Author: Julian Isherwood in Copenhagen
Publication: The Telegraph, UK
Date: November 14, 2002
URL: http://www.telegraph.co.uk/news/main.jhtml?xml=/news/2002/11/14/wdane14.xml&sSheet=/news/2002/11/14/ixworld.html
Denmark's secular mainstream was
on collision course yesterday with members of the Muslim community after
political leaders demanded action to halt the Islamic practice of female
circumcision.
Amid an increasingly angry debate
on the issue, the prime minister, Anders Fogh Rasmussen, called the mutilation
of small girls among many Muslims of African origin a "barbaric tradition".

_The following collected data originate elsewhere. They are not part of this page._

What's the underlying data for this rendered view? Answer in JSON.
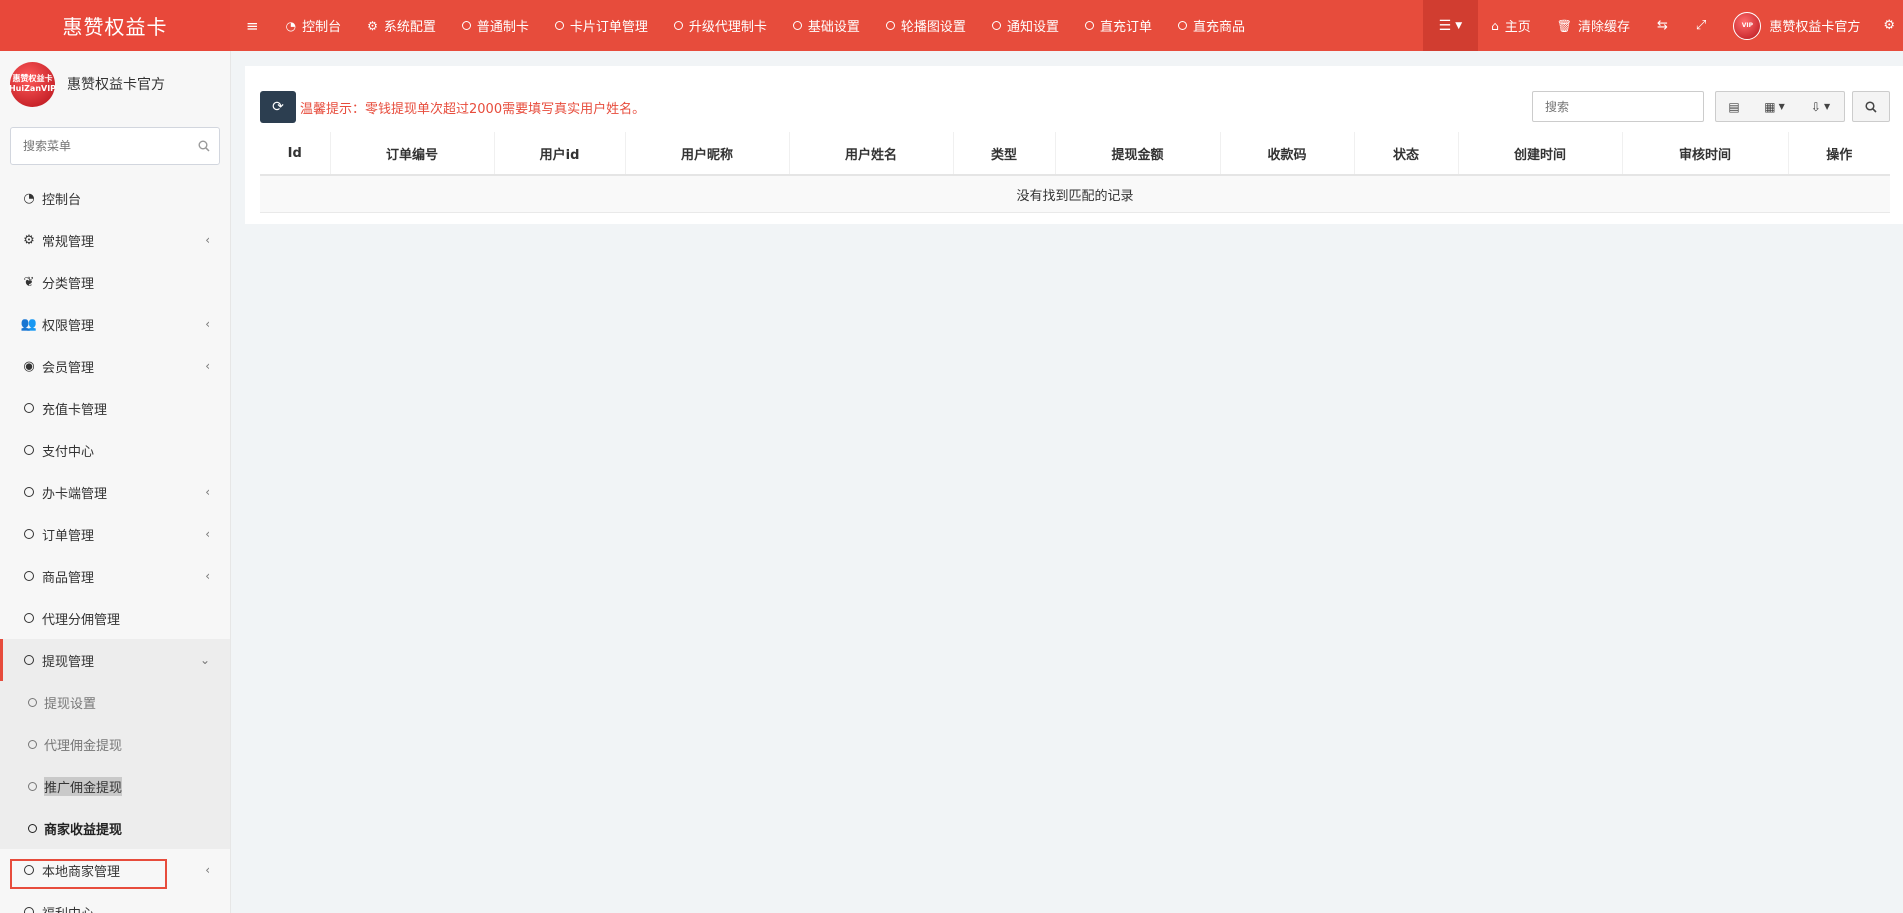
{
  "app": {
    "brand": "惠赞权益卡"
  },
  "topnav": {
    "left": [
      {
        "icon": "menu-icon",
        "label": ""
      },
      {
        "icon": "dashboard-icon",
        "label": "控制台"
      },
      {
        "icon": "gear-icon",
        "label": "系统配置"
      },
      {
        "icon": "circle-icon",
        "label": "普通制卡"
      },
      {
        "icon": "circle-icon",
        "label": "卡片订单管理"
      },
      {
        "icon": "circle-icon",
        "label": "升级代理制卡"
      },
      {
        "icon": "circle-icon",
        "label": "基础设置"
      },
      {
        "icon": "circle-icon",
        "label": "轮播图设置"
      },
      {
        "icon": "circle-icon",
        "label": "通知设置"
      },
      {
        "icon": "circle-icon",
        "label": "直充订单"
      },
      {
        "icon": "circle-icon",
        "label": "直充商品"
      }
    ],
    "right": {
      "home": "主页",
      "clear_cache": "清除缓存",
      "user": "惠赞权益卡官方"
    }
  },
  "sidebar": {
    "user_name": "惠赞权益卡官方",
    "avatar_text": "惠赞权益卡 HuiZanVIP",
    "search_placeholder": "搜索菜单",
    "items": [
      {
        "icon": "dashboard-icon",
        "label": "控制台",
        "arrow": ""
      },
      {
        "icon": "gears-icon",
        "label": "常规管理",
        "arrow": "‹"
      },
      {
        "icon": "leaf-icon",
        "label": "分类管理",
        "arrow": ""
      },
      {
        "icon": "users-icon",
        "label": "权限管理",
        "arrow": "‹"
      },
      {
        "icon": "user-circle-icon",
        "label": "会员管理",
        "arrow": "‹"
      },
      {
        "icon": "circle-icon",
        "label": "充值卡管理",
        "arrow": ""
      },
      {
        "icon": "circle-icon",
        "label": "支付中心",
        "arrow": ""
      },
      {
        "icon": "circle-icon",
        "label": "办卡端管理",
        "arrow": "‹"
      },
      {
        "icon": "circle-icon",
        "label": "订单管理",
        "arrow": "‹"
      },
      {
        "icon": "circle-icon",
        "label": "商品管理",
        "arrow": "‹"
      },
      {
        "icon": "circle-icon",
        "label": "代理分佣管理",
        "arrow": ""
      },
      {
        "icon": "circle-icon",
        "label": "提现管理",
        "arrow": "⌄"
      }
    ],
    "subitems": [
      {
        "label": "提现设置"
      },
      {
        "label": "代理佣金提现"
      },
      {
        "label": "推广佣金提现"
      },
      {
        "label": "商家收益提现"
      }
    ],
    "tail_items": [
      {
        "icon": "circle-icon",
        "label": "本地商家管理",
        "arrow": "‹"
      },
      {
        "icon": "circle-icon",
        "label": "福利中心",
        "arrow": ""
      }
    ]
  },
  "content": {
    "notice": "温馨提示：零钱提现单次超过2000需要填写真实用户姓名。",
    "search_placeholder": "搜索",
    "columns": [
      "Id",
      "订单编号",
      "用户id",
      "用户昵称",
      "用户姓名",
      "类型",
      "提现金额",
      "收款码",
      "状态",
      "创建时间",
      "审核时间",
      "操作"
    ],
    "empty_text": "没有找到匹配的记录"
  },
  "colors": {
    "accent": "#e74c3c",
    "dark_button": "#2c3e50",
    "sidebar_bg": "#f7f7f7"
  }
}
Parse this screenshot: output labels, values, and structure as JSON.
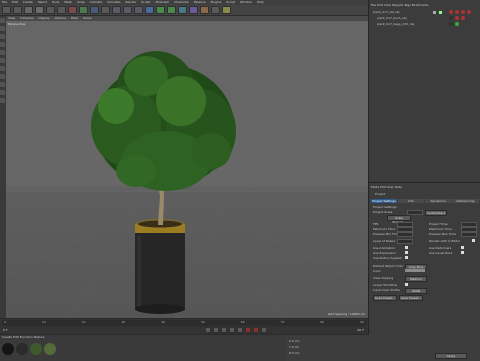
{
  "menubar": {
    "items": [
      "File",
      "Edit",
      "Create",
      "Select",
      "Tools",
      "Mesh",
      "Snap",
      "Animate",
      "Simulate",
      "Render",
      "Sculpt",
      "MoGraph",
      "Character",
      "Pipeline",
      "Plugins",
      "Script",
      "Window",
      "Help"
    ]
  },
  "viewport": {
    "menu": [
      "View",
      "Cameras",
      "Display",
      "Options",
      "Filter",
      "Panel"
    ],
    "camera_label": "Perspective",
    "grid_spacing": "Grid Spacing : 10000 cm"
  },
  "timeline": {
    "frame_start": "0 F",
    "frame_end": "90 F",
    "ticks": [
      "0",
      "5",
      "10",
      "15",
      "20",
      "25",
      "30",
      "35",
      "40",
      "45",
      "50",
      "55",
      "60",
      "65",
      "70",
      "75",
      "80",
      "85",
      "90"
    ]
  },
  "materials": {
    "menu": [
      "Create",
      "Edit",
      "Function",
      "Texture"
    ],
    "swatch_colors": [
      "#1e1e1e",
      "#2f2f2f",
      "#3f5a2a",
      "#556b3a",
      "#6b5a3a",
      "#444"
    ]
  },
  "coords": {
    "x": "0 cm",
    "y": "0 cm",
    "z": "0 cm",
    "apply": "Apply"
  },
  "object_manager": {
    "menu": [
      "File",
      "Edit",
      "View",
      "Objects",
      "Tags",
      "Bookmarks"
    ],
    "objects": [
      {
        "name": "plant_017_obj.obj"
      },
      {
        "name": "plant_017_bush_obj"
      },
      {
        "name": "plant_017_bags_mtrl_obj"
      }
    ]
  },
  "attribute_manager": {
    "menu": [
      "Mode",
      "Edit",
      "User Data"
    ],
    "title": "Project",
    "tabs": [
      "Project Settings",
      "Info",
      "Dynamics",
      "Referencing"
    ],
    "section": "Project Settings",
    "fields": [
      {
        "label": "Project Scale",
        "value": "1",
        "unit": "Centimeters"
      },
      {
        "label": "FPS",
        "value": "30"
      },
      {
        "label": "Project Time",
        "value": "0 F"
      },
      {
        "label": "Minimum Time",
        "value": "0 F"
      },
      {
        "label": "Maximum Time",
        "value": "90 F"
      },
      {
        "label": "Preview Min Time",
        "value": "0 F"
      },
      {
        "label": "Preview Max Time",
        "value": "90 F"
      },
      {
        "label": "Level of Detail",
        "value": "100 %"
      },
      {
        "label": "Render LOD in Editor",
        "value": ""
      }
    ],
    "checks": [
      "Use Animation",
      "Use Expression",
      "Use Generators",
      "Use Deformers",
      "Use Motion System"
    ],
    "color_rows": [
      {
        "label": "Default Object Color",
        "value": "Gray Blue"
      },
      {
        "label": "Color",
        "value": ""
      },
      {
        "label": "View Clipping",
        "value": "Medium"
      },
      {
        "label": "Linear Workflow",
        "value": ""
      },
      {
        "label": "Input Color Profile",
        "value": "sRGB"
      }
    ],
    "buttons": [
      "Load Preset...",
      "Save Preset..."
    ],
    "scale_button": "Scale Project..."
  }
}
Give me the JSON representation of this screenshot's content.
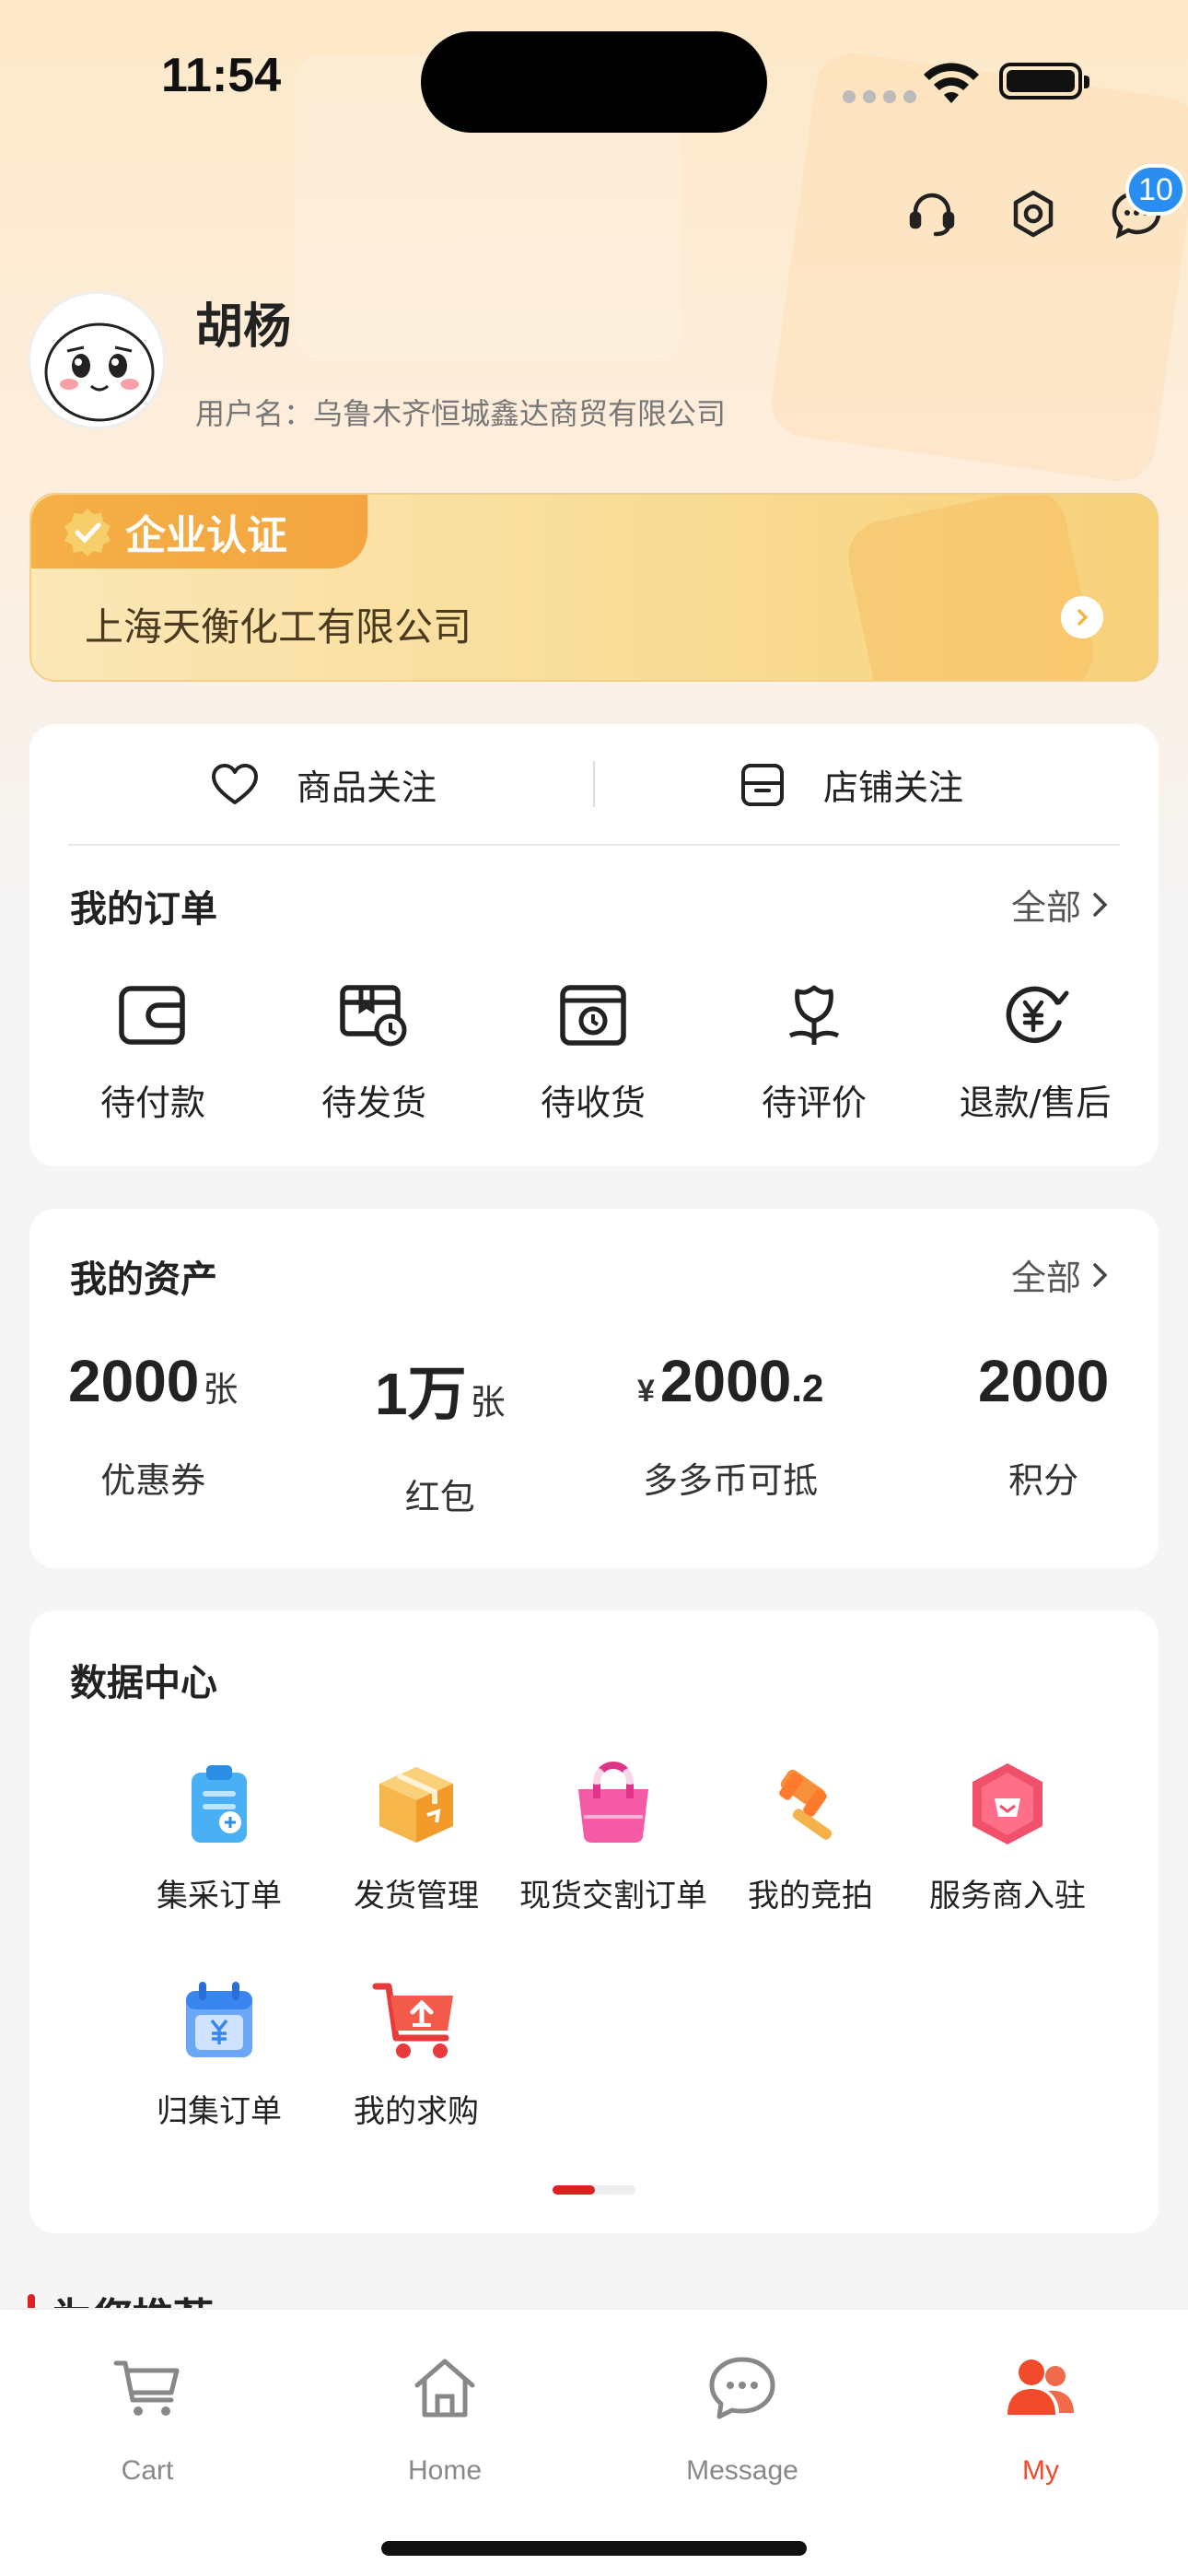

He said: "It is the duty of health
personnel to report any indications that a girl has been mutilated, or
that there is a danger that she will be."
Earlier, the chairmen of Denmark's
biggest government and opposition parties issued a call for Muslim girls
to be inspected by school doctors.
Some, including the justice minister,
said it would be appropriate to apply the criminal law against parents
whose daughters had been operated on.
The comments came after days of
furious criticism from press and politicians of demands by imams representing
the Somali immigrant community for girls to be circumcised.
The practice is widespread in Islamic
and some Christian communities in East Africa and Egypt. All forms of female
genital mutilation are outlawed in Denmark, but the Danish authorities
have been unable to prevent parents sending their daughters "on holiday"
for the procedure.
The row erupted when Imam Mustafa
Abdullahi Aden was widely quoted as saying that female circumcision was
a religious duty. He said: "It is good for girls to be circumcised. It
is a sign that they are true Muslims."
He recommended a method which involves
the removal of both the clitoris and labia. The imams said Islamic tradition
should take precedence over Danish law.
That helped to provoke a furious
response from the Right-wing nationalist Danish People's Party, which keeps
the current government in power. It formally proposed that girls who are
found to have been genitally mutilated should be placed in foster homes,
and their parents expelled from the country.
But the call for action may meet
resistance from school doctors. Per Stein, chairman of their medical association,
said: "The risk is that girls will stay away from medical examinations,
and we then risk not detecting other problems."
The Liberal party also rejected
calls for tough action. "I don't think the threat of forcibly removing
children from their parents will have the necessary preventive effect,"
said Eva Kjaer Hansen, the party's health spokesman.
"I would rather have a concentrated
campaign aimed at parents who perhaps would have their daughters circumcised."
Information programmes in Denmark
in the past decade seem to have had little effect on the number of girls
subjected to the procedure. Danish health authorities estimate that about
3,000 girls up to the age of ten are at risk.
The issue has underlined tensions
between Denmark's secular, socially liberal outlook and the traditionalism
of the country's Muslim communities.
The heavyweight newspaper Politiken
went so far as to describe the argument as a defence of Danish culture,
saying: "Circumcision is a tradition that must be broken. [It] is forbidden.
Violent bodily harm is not acceptable in Danish culture."
The Jyllands Posten newspaper compared
the practice to disfigurement. "Imagine if somewhere in Denmark some parents
got the crazy idea of cutting their daughter's toes off because it would
give them a better and more feminine walk as adults," it said.
"They would be arrested by the police
and given long prison terms."
It added: "Imams who urge parents
to abuse their children are criminal and should be treated as such."